Considérant que le manquement est donc caractérisé à l’égard de la société, qui se devait de veiller à ce que l’information diffusée le fût de manière équivalente en France ;

E – SUR L’ABSENCE DE TRANSMISSION DES COMMUNIQUES DE PRESSE A LA COB

Considérant que l’article 8 du règlement n°98-07 de la COB dispose que « toute information visée aux articles 4 à 7 doit être portée à la connaissance du public sous la forme d’un communiqué dont l’auteur s’assure de la diffusion effective et intégrale et que la Commission des opérations de bourse doit recevoir au plus tard au moment de sa publication » ;

Considérant que la société X n’a jamais transmis à la COB les communiqués de presse en français qu’elle a publiés concernant notamment son chiffre d’affaires trimestriel et ses résultats ;

Considérant que la société X fait valoir que : « comme indiqué précédemment, [elle] a toujours, depuis son introduction en bourse, chargé une société de communication de la traduction et de la diffusion des communiqués en France.
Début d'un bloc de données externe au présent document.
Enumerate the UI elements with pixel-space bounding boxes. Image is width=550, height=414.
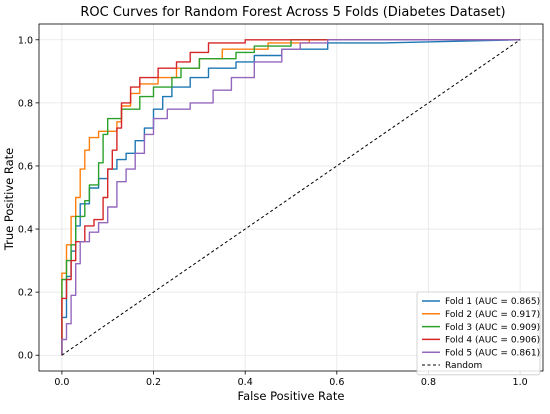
y-tick-label: 0.2 xyxy=(18,288,33,299)
legend-box xyxy=(416,291,541,376)
roc-line-fold-5 xyxy=(61,39,521,356)
x-axis-label: False Positive Rate xyxy=(238,389,345,403)
x-tick-label: 0.2 xyxy=(146,377,161,388)
random-baseline-line xyxy=(61,39,521,356)
axis-ticks: 0.0 0.2 0.4 0.6 0.8 1.0 0.0 0.2 0.4 0.6 0.8 1.0 xyxy=(18,35,528,388)
roc-line-fold-4 xyxy=(61,39,521,356)
x-tick-label: 0.4 xyxy=(238,377,253,388)
legend-label: Fold 4 (AUC = 0.906) xyxy=(445,336,540,346)
y-tick-label: 0.6 xyxy=(18,161,33,172)
x-tick-label: 1.0 xyxy=(513,377,528,388)
legend-item-fold-4: Fold 4 (AUC = 0.906) xyxy=(422,336,540,346)
chart-title: ROC Curves for Random Forest Across 5 Fo… xyxy=(80,5,505,20)
legend-label: Random xyxy=(445,361,482,371)
series-layer xyxy=(61,39,521,356)
x-tick-label: 0.0 xyxy=(54,377,69,388)
legend-item-fold-1: Fold 1 (AUC = 0.865) xyxy=(422,297,540,307)
x-tick-label: 0.6 xyxy=(329,377,344,388)
y-axis-label: True Positive Rate xyxy=(2,148,16,251)
legend-label: Fold 5 (AUC = 0.861) xyxy=(445,348,540,358)
legend-label: Fold 3 (AUC = 0.909) xyxy=(445,323,540,333)
y-tick-label: 1.0 xyxy=(18,35,33,46)
y-tick-label: 0.0 xyxy=(18,351,33,362)
legend-item-fold-5: Fold 5 (AUC = 0.861) xyxy=(422,348,540,358)
y-tick-label: 0.8 xyxy=(18,98,33,109)
legend-label: Fold 1 (AUC = 0.865) xyxy=(445,297,540,307)
plot-frame xyxy=(38,23,544,372)
legend: Fold 1 (AUC = 0.865) Fold 2 (AUC = 0.917)… xyxy=(416,291,541,376)
legend-item-random: Random xyxy=(422,361,482,371)
y-tick-label: 0.4 xyxy=(18,225,33,236)
legend-label: Fold 2 (AUC = 0.917) xyxy=(445,310,540,320)
x-tick-label: 0.8 xyxy=(421,377,436,388)
legend-item-fold-2: Fold 2 (AUC = 0.917) xyxy=(422,310,540,320)
roc-line-fold-1 xyxy=(61,39,521,356)
legend-item-fold-3: Fold 3 (AUC = 0.909) xyxy=(422,323,540,333)
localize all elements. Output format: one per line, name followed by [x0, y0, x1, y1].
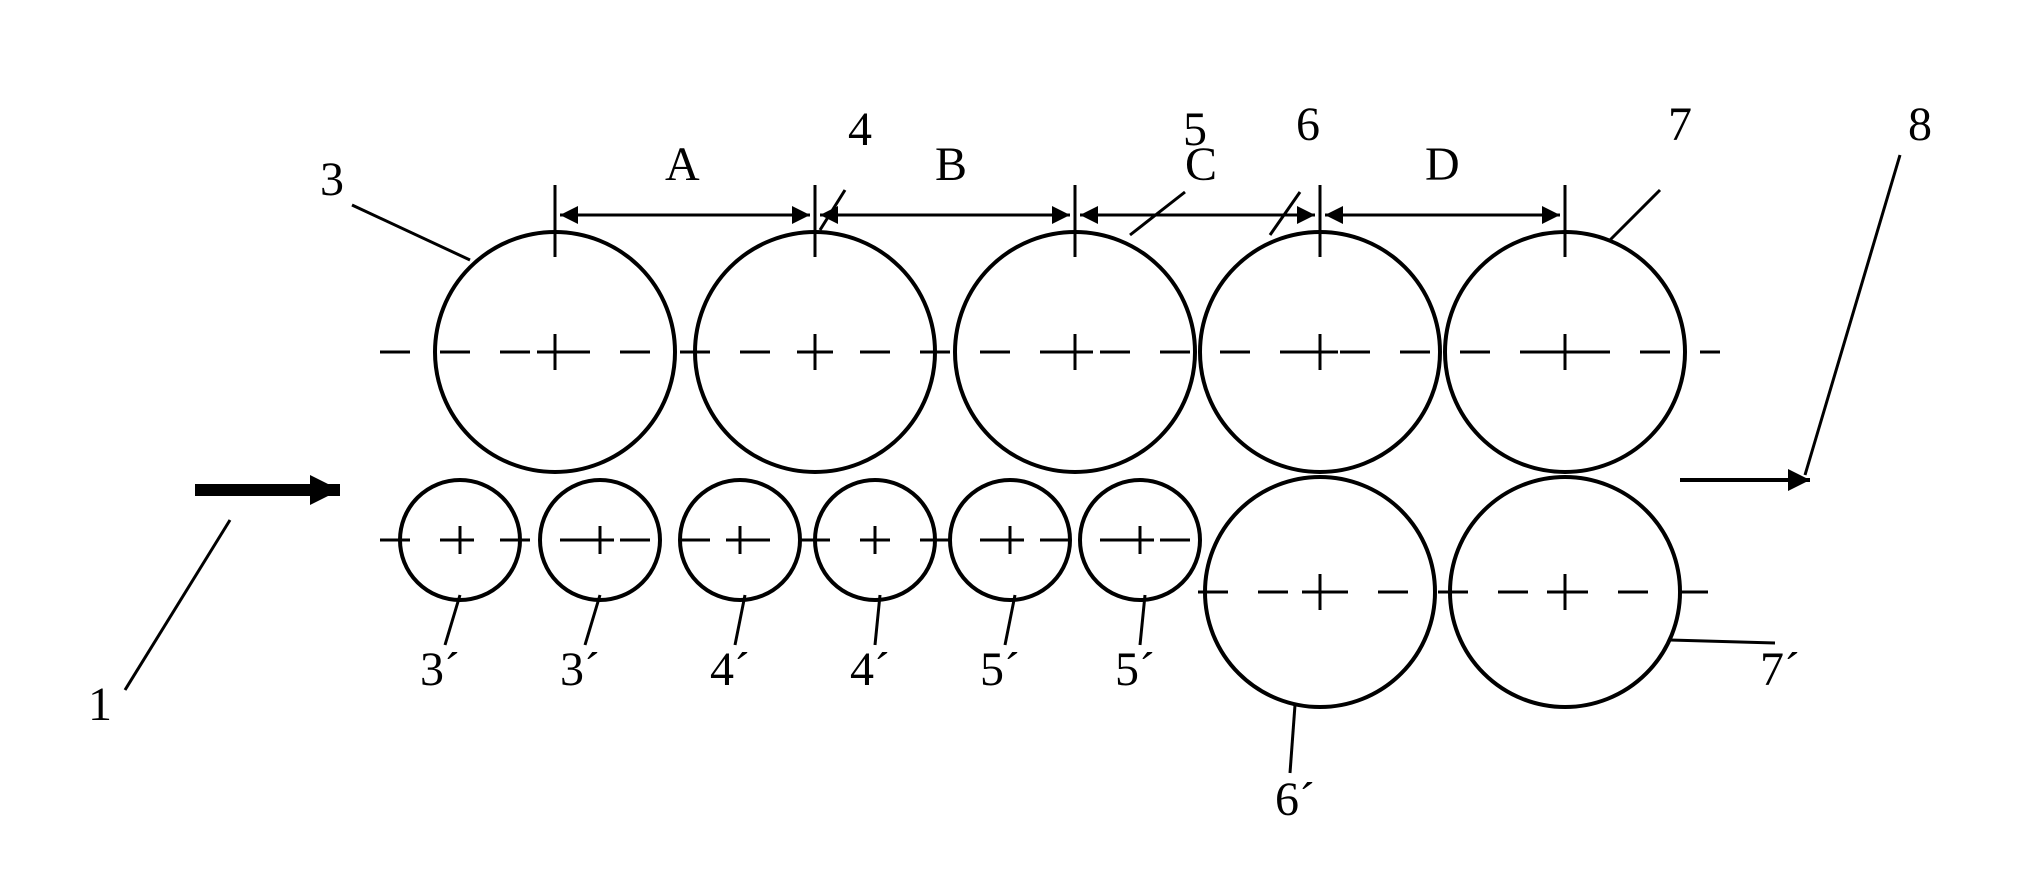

La société X ne s’était pas rendu compte que les communiqués n’étaient pas transmis à la COB » ;

Considérant que ce manquement est établi à l’encontre de la société, qui n’a pas veillé comme elle le devait au respect du règlement susvisé ;

III – SUR LA SANCTION

Sur l’imputabilité

Considérant que les manquements commis sont imputables à la société X, les dispositions ci-dessus rappelées des règlements de la COB n°95-01 et n°98-07 visant expressément l’émetteur des titres et l’« auteur » des communiqués ;

Sur la gravité des manquements

Considérant que compte tenu de la dégradation sensible de la situation financière de la société à partir de l’exercice 1999, ces manquements ont porté une atteinte grave à l’information du marché et du public français, même si, comme le souligne la société X, le volume de transactions sur son titre a toujours été relativement limité puisqu’en 2000, 5 082 titres étaient négociés en moyenne par séance de bourse, soit un volume d’échange journalier de l’ordre de 16 000 euros ;

Sur le montant de la sanction

Considérant que, dans sa lettre du 12 juin 2004 et lors de la séance, la société a confirmé que l’état de sa trésorerie s’était amélioré à la suite d’une récente prise de participation assortie d’un prêt qui lui a été accordé à hauteur de 1,2 million de dollars ; qu’elle a par ailleurs justifié avoir pris les mesures nécessaires pour se mettre en conformité avec la réglementation française ;

Considérant que, pour tenir compte, tout à la fois, de la gravité des manquements, des efforts déployés pour y mettre fin et des perspectives de redressement de la société qu’il convient de préserver, sera infligée à la société X une sanction de 50 000 euros ;

PAR CES MOTIFS,

et après en avoir délibéré, sous la présidence de Mme Claude Nocquet par MM. Alain Ferri, Jean- Pierre Morin et Jean-Jacques Surzur, membres de la 2ème Section de la Commission des sanctions, et en présence du secrétaire de séance ;

DECIDE DE :

- prononcer à l’égard de la société X une sanction pécuniaire de 50 000 euros à verser au Trésor

Public ;

- publier la présente décision au Bulletin des annonces légales obligatoires ainsi que sur le site

Internet et dans la Revue mensuelle de l’Autorité des marchés financiers.